Notas de leitura sobre “Siete casas vacías”, de Samanta Schweblin
Para Gaston Bachelard a casa representa o ser em seu
interior, cada cômodo e andar simbolizando os estados da alma. O filósofo
também atribui à casa o símbolo feminino de proteção, refúgio. Para mim foi
inevitável ler os contos de Samanta Schweblin reunidos em Siete casas vacías (Editorial Páginas de Espuma, 123 páginas, ainda
sem tradução por aqui. Se alguma editora se interessar, me habilito para a
empreitada) sem pensar nessas representações. Almas vazias, mulheres desprotegidas
e em busca de proteção.
Também me provocou a escolha do número sete. Por que este
número? O livro originalmente se chamava “Las casas vacías”, contando com seis
narrativas ganhadoras de um concurso. Posteriormente foi acrescentado outro
conto, “Un hombre sin suerte”, que destoa (aparentemente como vamos ver mais adiante)

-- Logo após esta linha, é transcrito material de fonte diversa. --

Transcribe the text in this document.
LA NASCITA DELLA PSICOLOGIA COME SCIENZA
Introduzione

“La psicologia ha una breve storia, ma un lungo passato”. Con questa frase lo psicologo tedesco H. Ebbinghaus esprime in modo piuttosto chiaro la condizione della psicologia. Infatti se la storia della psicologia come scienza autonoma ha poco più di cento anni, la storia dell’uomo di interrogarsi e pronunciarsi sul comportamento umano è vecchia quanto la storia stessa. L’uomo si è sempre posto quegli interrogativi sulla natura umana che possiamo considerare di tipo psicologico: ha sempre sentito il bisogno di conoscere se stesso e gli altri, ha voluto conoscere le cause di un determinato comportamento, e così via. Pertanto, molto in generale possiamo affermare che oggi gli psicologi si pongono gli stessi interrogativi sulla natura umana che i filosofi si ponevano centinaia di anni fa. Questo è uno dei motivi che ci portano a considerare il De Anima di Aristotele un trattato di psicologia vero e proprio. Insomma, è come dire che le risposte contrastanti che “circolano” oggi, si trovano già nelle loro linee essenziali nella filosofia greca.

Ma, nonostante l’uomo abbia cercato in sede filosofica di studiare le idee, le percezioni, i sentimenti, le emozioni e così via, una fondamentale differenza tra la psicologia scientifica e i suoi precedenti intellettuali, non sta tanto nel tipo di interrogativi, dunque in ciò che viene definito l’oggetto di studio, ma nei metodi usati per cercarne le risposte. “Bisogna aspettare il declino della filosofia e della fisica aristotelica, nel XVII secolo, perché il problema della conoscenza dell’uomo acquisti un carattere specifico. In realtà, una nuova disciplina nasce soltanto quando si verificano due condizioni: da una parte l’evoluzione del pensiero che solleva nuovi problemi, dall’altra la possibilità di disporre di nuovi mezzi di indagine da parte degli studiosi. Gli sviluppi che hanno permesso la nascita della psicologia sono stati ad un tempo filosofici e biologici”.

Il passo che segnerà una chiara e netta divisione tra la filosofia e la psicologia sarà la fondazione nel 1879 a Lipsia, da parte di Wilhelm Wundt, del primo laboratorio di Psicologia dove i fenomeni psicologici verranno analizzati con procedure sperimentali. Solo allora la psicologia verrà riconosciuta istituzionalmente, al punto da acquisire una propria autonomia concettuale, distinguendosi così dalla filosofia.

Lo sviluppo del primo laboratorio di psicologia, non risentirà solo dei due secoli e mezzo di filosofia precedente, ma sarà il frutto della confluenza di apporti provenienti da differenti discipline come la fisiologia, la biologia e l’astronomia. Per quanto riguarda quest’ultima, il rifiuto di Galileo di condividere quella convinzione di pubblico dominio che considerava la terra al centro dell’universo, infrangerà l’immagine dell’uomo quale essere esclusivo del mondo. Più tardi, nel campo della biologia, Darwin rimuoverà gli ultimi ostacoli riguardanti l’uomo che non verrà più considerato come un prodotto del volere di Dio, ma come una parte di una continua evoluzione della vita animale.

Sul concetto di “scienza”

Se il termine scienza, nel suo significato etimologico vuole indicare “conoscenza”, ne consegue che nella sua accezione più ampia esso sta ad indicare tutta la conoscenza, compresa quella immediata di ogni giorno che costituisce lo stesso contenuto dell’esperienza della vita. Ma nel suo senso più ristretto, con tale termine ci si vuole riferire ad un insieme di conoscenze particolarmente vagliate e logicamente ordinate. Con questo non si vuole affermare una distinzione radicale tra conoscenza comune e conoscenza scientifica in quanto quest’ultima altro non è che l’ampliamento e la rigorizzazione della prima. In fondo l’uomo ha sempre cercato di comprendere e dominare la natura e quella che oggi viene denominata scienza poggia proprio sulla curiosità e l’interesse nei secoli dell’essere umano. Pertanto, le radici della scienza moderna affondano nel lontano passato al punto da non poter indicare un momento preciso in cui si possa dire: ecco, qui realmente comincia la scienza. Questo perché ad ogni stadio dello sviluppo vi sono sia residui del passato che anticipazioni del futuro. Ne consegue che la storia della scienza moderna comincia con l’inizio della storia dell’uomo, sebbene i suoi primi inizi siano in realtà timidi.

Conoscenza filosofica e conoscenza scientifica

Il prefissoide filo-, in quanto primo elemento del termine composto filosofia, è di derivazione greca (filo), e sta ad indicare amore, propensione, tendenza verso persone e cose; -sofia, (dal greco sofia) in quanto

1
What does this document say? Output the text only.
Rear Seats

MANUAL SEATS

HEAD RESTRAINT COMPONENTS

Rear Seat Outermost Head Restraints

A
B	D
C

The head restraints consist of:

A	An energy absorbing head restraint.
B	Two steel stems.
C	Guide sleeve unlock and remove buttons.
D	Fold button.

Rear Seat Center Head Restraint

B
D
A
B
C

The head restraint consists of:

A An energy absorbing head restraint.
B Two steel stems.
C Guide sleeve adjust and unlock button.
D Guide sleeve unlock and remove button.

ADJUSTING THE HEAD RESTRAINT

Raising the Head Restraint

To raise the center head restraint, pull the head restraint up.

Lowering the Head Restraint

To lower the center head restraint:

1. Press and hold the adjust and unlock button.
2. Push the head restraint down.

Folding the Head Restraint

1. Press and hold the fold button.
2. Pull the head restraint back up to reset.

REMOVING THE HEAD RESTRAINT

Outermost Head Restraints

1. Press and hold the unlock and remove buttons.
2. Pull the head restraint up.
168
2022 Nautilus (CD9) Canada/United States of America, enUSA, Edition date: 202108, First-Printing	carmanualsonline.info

dos demais. Por acaso (ou nada é por acaso?), chegou aqui na toca há pouco
tempo o “Dicionário de símbolos”, de Jean Chevalier e Alan Gheerbrant, que
reserva boas páginas para o verbete sobre este número (há um verbete sobre a
casa também). “Simboliza um ciclo completo, uma perfeição dinâmica”, “indica o
sentido de uma mudança (...) de uma renovação positiva”, entre outras
representações. A busca da autora pela perfeição formal talvez seja a
justificativa. No meu ponto de vista, ela alcança esse êxito.
No primeiro conto, “Nada de todo esto”, a narradora
acompanha a mãe num estranho hábito: entrar na casa de outras pessoas para
modificar a decoração, trocando os objetos de lugares ou sugerindo novas cores,
etc. A inveja sai do campo do desejo e se realiza de forma invasiva. Outra
mulher, a vítima que não consegue conter a invasão, se desprotege ao abrir a
casa e ela própria se vê impelida a fazer o mesmo.
“Mis padres y mis
hijos” é o único conto cujo ponto de vista é masculino. O narrador, um pai
divorciado, leva seus pais idosos para ver os netos que moram na casa da mãe. Acontece
que os velhos, enquanto as crianças estão no supermercado com o padrasto, correm
nus pelo quintal tomando banho de mangueira e a mulher pede para ele tomar uma
providência: “—Se van a morir de vergüenza de sus abuelos”.
Outros contos seguem na mesma linha: ou de mulheres que
deixam alguém entrar em sua casa (vizinhos que atiram peças de roupas do filho
morto no outro pátio e batem na porta da vizinha para buscá-las de volta) ou que
saem de casa por sem sentirem sufocadas, porém perdem sua proteção (caso dos
contos “Cuarenta centímetros cuadrados” e “Salir”).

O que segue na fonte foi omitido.